Friquette fue hasta él con premura. En ese momento, habiendo cumplido ya con su ronda ritual, lo invitaba, mediante saltitos, a seguirla hasta la casa del cuidador. La grava de la alameda central crujía agradablemente bajos los pies de Pedro. Miraba, a derecha e izquierda, en el medio de los canteros, los macizos de rosas poliantas, cuyo emplazamiento había decidido Susana junto con Miguel. Cada tanto, la perra se detenía y agitaba la cola para incitarlo a caminar más rápido. Todo aquello formaba parte de un ceremonial cuyo sentido era precisamente la repetición.

Encontró a Miguel en la cocina. Con la lima en la mano, trataba de reparar una vieja cerradura.

– La descubrí en el granero -dijo-. Si consigo arreglarla, la pondré en el portón, en lugar de aquella que hay ahora y que se traba a cada rato.

– Sería mejor llamar a un cerrajero -dijo Pedro.

– No, no, señor. Déjeme hacerlo. Ya verá.

La cocina olía a sopa de puerros. En la repisa de la chimenea, ocupaba un lugar de privilegio la foto de María y Miguel. Ella con el vestido blanco de casamiento, él en traje negro, duro como de cartón, el cuello almidonado, la corbata bulbosa y una flor de azahar en el ojal. Ellos miraban en línea recta hacia adelante, sin sonreír, como si ya supieran que su dicha duraría poco.

– ¿Dónde están los chicos? -preguntó Pedro.

– Amalia fue a buscar pan. Y Federico está en la cama. Vomitó todo el paté que comimos al mediodía.

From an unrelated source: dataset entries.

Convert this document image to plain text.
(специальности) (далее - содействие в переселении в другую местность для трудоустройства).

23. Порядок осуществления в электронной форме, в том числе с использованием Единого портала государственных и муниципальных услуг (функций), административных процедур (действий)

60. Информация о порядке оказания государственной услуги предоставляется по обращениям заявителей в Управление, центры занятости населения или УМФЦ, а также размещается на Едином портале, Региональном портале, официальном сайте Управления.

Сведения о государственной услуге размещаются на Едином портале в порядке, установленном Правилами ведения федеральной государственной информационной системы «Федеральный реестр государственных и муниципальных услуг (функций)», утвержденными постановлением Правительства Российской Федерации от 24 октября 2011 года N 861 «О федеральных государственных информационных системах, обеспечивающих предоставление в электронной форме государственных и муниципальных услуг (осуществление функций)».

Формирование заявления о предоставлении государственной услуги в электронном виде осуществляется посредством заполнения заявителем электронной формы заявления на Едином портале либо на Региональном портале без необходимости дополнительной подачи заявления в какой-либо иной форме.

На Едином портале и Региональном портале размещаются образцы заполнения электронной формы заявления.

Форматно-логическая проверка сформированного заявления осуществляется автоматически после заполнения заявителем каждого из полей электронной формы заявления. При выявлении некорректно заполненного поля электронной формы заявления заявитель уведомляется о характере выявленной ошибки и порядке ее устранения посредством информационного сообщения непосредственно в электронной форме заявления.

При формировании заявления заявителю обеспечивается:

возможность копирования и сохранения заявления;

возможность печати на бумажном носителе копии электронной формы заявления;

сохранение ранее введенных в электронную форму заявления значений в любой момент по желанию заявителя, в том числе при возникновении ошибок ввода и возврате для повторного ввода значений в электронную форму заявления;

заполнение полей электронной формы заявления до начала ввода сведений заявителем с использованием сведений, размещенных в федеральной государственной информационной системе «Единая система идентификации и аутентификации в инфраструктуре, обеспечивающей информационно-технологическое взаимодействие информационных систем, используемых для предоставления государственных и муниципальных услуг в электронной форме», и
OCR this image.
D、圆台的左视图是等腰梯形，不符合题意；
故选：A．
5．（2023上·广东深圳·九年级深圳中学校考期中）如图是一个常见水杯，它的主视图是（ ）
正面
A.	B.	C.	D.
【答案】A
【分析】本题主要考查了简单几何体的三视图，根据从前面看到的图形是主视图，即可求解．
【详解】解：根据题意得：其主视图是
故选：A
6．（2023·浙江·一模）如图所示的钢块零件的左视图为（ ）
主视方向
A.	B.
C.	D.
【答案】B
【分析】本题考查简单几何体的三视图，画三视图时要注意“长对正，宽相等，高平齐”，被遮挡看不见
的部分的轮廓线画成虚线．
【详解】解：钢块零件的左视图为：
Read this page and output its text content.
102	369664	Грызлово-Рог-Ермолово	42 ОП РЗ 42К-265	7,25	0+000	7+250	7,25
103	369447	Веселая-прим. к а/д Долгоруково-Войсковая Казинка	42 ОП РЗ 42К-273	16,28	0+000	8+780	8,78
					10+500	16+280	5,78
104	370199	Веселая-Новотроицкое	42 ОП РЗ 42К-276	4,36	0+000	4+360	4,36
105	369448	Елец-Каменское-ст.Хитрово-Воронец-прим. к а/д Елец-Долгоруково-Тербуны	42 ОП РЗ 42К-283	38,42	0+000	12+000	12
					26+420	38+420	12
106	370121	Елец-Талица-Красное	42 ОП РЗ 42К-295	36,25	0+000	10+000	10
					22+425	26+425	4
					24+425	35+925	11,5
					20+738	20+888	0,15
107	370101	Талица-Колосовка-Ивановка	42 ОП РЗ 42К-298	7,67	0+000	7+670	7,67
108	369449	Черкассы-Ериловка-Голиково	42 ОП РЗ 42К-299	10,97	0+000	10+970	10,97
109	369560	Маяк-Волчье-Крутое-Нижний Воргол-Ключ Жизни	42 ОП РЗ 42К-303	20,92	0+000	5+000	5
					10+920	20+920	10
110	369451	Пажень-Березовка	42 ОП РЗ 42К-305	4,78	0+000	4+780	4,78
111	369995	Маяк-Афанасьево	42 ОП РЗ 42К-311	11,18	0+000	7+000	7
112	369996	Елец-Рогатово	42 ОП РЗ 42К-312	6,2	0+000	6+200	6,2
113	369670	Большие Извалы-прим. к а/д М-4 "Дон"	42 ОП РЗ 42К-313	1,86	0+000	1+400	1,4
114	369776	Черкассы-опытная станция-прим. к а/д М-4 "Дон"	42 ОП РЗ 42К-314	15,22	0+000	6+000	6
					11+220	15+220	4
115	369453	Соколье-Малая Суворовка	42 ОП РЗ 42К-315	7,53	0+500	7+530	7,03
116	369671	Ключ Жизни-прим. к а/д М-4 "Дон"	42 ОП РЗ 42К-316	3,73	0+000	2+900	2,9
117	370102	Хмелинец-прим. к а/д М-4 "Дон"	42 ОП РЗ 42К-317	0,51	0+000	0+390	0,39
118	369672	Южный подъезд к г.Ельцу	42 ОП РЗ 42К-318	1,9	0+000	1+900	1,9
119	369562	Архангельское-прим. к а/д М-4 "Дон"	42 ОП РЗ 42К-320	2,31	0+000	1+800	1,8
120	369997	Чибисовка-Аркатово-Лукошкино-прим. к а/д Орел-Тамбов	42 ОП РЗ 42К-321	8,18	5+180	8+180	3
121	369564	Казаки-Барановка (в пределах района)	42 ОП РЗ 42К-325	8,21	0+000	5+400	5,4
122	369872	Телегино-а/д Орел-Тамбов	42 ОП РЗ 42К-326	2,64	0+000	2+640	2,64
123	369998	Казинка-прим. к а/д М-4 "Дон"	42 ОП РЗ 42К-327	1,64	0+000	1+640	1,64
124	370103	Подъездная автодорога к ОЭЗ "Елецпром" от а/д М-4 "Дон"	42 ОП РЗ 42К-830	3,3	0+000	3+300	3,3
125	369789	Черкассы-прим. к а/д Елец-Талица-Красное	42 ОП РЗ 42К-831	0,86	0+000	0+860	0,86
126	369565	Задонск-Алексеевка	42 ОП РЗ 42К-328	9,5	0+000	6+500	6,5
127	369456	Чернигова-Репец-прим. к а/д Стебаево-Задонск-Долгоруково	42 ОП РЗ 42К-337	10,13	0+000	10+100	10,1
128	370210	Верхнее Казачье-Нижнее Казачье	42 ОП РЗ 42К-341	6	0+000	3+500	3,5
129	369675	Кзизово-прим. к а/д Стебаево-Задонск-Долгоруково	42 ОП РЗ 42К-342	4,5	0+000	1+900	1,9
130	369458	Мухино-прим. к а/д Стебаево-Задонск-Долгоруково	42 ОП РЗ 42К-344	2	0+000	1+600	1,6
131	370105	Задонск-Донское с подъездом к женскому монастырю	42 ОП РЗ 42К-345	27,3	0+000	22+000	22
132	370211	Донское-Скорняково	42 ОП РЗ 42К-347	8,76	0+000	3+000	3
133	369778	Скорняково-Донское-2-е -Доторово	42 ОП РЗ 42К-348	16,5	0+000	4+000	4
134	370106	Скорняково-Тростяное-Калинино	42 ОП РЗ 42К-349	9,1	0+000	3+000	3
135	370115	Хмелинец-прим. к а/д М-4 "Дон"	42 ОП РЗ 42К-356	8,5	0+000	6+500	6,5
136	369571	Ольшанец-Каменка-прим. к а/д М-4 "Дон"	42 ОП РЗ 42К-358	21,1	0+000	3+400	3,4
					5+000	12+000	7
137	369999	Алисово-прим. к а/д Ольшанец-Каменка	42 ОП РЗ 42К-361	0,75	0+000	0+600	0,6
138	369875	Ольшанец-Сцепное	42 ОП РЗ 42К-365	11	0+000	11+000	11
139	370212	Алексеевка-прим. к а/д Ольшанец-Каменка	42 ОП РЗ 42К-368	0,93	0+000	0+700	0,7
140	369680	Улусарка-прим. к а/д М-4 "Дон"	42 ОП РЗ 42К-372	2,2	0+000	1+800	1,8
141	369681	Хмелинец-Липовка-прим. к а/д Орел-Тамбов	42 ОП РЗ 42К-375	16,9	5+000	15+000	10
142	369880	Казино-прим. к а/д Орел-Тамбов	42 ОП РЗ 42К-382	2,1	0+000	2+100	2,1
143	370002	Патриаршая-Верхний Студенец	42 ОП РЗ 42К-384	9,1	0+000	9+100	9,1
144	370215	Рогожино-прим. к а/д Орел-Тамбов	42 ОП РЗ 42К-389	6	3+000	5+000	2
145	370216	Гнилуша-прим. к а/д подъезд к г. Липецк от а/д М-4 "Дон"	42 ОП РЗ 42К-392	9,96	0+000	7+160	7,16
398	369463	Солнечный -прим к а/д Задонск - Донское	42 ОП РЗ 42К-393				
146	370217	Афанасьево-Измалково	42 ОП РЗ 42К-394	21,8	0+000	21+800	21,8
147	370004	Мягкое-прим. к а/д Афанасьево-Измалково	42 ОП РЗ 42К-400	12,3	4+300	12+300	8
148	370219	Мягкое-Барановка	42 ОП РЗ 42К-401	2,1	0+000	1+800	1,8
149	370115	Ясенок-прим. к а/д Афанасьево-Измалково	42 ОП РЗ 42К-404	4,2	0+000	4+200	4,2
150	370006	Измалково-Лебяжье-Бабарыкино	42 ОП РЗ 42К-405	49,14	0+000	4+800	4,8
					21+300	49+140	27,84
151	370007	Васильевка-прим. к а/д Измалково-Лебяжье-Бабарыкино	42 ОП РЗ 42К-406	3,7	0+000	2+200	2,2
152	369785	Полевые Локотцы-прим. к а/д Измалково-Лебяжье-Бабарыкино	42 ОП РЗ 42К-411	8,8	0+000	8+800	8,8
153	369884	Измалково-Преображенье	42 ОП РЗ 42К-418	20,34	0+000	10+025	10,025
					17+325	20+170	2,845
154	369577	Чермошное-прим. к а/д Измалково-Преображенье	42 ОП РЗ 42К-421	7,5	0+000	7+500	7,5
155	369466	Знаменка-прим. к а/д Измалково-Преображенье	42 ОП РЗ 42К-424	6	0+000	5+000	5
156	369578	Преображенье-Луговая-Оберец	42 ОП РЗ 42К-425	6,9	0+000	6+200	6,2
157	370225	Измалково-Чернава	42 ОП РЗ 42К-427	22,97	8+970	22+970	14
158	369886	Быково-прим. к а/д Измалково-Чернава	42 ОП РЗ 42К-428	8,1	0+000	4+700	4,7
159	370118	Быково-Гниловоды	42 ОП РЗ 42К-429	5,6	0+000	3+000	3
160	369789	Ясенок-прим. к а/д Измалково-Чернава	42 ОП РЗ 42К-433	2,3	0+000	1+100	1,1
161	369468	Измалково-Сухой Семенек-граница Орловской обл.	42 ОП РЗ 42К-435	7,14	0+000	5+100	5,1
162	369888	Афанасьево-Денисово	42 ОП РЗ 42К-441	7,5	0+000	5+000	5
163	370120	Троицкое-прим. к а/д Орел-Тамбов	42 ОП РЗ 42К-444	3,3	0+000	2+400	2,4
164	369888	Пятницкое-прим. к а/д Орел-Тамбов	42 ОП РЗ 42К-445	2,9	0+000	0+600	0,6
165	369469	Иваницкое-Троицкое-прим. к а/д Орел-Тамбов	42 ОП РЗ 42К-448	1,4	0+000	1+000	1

Pedro se dirigió hacia la habitación de los chicos. Acurrucado bajo sus cobertores, Federico temblaba, jadeaba. Tenía la frente ardiendo, el pulso agitado. Miguel, que había seguido a Pedro sin dejar la cerradura, añadió:

– Amalia le dio una tisana. Como la última vez que tuvo problemas gástricos.

Pedro no hizo ningún comentario. La rusticidad de su jardinero lo confundía. Este hombre vivía con un siglo de retraso.

– ¿Tiene un termómetro? -preguntó.

– Sí -dijo Miguel-. ¡Pero no sé dónde lo puso Amalia!

– ¡Estoy mal! ¡Estoy mal! -gemía Federico con las cejas fruncidas.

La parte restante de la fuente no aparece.